When officials from the Pentagon's Defense Technology Security Agency, which had fought exports of U.S. technology to Iraq for years, arrived in Atlanta a few days after the raid, they discovered that BNL had been funding large parts of the Iraqi arms network, Gonzalez said.
Sources outside Congress said the analysts found that Matrix Churchill and BNL had worked together to acquire and finance technology for the Condor II missile, Bull's super-gun and nuclear weapons.
Word of Matrix Churchill's role went to the State Department in an Oct. 11, 1989, memo. It said the company had been demanding a "consulting fee" on exports to Iraq under orders from the Iraqi government. The memo added: "Some information has been developed that Churchill Matrix (sic) has been involved in supplying military hardware to Iraq."
In November, 1989, a CIA report linked BNL to financing for the Condor II and identified companies suspected of being part of the Iraqi network. Among them were Matrix Churchill and Bull's Space Research Corp.
"We believe Iraqi intelligence is directly involved in the activities of many holding companies funneling technology to Iraq," the Nov. 6 CIA analysis said.
Despite such warnings, the Bush Administration continued to provide loan guarantees to Iraq in the fall of 1989 and resisted efforts to restrict sales of sensitive U.S. technology to Baghdad as late as May, 1990, according to records.

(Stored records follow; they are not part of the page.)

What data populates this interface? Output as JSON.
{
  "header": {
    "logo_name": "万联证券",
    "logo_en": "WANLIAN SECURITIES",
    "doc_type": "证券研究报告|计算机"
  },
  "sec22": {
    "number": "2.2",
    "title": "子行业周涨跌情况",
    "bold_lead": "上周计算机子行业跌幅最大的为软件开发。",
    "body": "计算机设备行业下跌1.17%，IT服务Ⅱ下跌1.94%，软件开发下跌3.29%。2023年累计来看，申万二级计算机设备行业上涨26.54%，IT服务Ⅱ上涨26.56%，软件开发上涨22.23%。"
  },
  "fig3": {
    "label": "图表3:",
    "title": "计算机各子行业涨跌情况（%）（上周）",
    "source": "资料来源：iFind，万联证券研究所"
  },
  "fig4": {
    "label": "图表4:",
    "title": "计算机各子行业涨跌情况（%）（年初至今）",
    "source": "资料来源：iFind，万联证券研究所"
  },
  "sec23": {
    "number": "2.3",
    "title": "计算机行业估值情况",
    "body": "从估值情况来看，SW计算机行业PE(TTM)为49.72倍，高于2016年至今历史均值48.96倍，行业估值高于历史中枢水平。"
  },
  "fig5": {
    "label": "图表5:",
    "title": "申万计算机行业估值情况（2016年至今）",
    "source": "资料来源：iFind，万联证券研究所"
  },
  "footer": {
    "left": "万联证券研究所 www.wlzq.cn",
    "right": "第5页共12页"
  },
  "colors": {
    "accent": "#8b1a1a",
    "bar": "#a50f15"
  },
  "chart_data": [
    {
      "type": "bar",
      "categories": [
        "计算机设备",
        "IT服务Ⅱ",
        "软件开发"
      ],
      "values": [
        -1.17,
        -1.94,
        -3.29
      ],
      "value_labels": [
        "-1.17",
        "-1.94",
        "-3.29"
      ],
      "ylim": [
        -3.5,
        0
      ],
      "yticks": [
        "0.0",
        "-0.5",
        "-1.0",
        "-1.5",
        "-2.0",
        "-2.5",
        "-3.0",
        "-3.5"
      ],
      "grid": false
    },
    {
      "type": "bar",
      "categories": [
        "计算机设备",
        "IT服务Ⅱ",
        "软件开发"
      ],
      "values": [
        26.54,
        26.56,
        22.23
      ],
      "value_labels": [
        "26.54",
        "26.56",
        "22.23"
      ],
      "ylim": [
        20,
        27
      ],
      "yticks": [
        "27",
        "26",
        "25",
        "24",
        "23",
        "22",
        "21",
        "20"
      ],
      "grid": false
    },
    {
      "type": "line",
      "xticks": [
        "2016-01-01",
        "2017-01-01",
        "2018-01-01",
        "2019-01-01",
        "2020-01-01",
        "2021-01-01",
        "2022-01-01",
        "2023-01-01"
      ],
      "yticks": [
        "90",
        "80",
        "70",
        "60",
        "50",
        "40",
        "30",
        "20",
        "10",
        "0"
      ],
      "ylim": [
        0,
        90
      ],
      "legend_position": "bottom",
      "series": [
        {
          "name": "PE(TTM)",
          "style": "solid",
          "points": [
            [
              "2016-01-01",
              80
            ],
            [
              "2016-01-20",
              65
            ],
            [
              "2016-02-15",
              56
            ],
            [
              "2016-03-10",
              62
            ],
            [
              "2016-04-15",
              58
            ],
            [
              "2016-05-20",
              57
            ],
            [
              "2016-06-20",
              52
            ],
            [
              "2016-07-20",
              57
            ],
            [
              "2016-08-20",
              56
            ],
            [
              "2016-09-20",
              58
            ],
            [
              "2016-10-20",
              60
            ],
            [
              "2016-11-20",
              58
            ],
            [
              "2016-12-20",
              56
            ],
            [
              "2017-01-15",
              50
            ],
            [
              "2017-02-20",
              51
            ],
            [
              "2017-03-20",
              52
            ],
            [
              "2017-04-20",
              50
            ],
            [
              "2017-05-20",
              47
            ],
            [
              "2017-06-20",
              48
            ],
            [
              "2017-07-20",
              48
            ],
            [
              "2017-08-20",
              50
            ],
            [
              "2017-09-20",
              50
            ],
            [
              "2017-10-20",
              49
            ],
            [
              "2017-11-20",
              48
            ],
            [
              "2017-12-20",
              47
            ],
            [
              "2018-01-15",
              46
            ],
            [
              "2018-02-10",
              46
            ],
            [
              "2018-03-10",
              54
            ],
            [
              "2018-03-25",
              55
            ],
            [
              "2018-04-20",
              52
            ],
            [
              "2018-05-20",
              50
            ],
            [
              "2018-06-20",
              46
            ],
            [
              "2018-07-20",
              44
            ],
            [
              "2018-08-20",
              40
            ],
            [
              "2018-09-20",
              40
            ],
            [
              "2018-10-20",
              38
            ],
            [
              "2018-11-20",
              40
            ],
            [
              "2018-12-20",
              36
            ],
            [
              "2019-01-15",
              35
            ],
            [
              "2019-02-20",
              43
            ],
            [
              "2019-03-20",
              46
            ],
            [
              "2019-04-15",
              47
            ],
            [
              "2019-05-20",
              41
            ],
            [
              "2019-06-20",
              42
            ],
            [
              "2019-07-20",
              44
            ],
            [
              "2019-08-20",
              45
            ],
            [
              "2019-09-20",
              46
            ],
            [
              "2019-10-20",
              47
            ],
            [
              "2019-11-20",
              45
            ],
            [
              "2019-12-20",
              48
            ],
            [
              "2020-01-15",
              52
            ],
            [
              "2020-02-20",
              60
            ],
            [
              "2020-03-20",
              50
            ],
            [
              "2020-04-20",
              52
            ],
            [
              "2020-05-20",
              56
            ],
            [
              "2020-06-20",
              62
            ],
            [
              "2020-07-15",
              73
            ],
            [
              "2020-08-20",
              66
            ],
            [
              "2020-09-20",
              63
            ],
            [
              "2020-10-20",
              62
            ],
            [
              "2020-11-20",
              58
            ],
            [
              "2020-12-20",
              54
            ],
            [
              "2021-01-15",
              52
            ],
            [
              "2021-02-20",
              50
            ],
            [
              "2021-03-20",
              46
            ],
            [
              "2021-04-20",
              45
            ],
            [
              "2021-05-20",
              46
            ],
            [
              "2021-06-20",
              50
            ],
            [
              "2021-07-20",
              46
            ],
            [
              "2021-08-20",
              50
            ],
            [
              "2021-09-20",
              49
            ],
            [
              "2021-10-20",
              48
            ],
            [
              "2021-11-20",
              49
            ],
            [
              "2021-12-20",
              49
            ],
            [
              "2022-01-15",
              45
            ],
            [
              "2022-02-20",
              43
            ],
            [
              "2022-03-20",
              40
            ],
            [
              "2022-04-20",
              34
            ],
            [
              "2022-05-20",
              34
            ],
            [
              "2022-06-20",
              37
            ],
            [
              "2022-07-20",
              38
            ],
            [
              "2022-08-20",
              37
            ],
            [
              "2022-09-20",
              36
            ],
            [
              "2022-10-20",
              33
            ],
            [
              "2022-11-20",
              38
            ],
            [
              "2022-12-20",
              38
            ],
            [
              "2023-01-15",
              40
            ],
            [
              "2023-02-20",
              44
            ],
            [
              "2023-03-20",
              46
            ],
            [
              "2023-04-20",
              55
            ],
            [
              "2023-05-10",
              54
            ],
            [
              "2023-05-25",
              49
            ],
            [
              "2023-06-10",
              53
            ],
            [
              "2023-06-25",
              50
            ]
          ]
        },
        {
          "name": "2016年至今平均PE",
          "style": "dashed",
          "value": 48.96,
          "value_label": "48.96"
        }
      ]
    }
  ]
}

Internal Matrix Churchill documents show that U.S. Customs agents first interviewed company officials in Cleveland on April 30, 1990, about 10 months after the first Defense Intelligence Agency report.
Customs, which has front-line responsibility for enforcing export laws, developed its own investigation, and for unknown reasons intelligence reports on Matrix Churchill were not provided to Customs until after the invasion of Kuwait, one high-ranking federal law enforcement official said.
The effectiveness of Matrix Churchill's efforts on behalf of Iraq remains unclear. Some of the exports were blocked when the United Nations imposed sanctions on Iraq after the invasion of Kuwait. However, authorities discovered that Iraq was far closer to producing a nuclear weapon than had been suspected.
Further, when U.N. inspectors went into Iraq after the end of the war in 1991, they discovered a massive prototype of Bull's super-gun concealed on a small mountain in the northern part of the country.
Frantz is a Times staff writer and Waas is a special correspondent.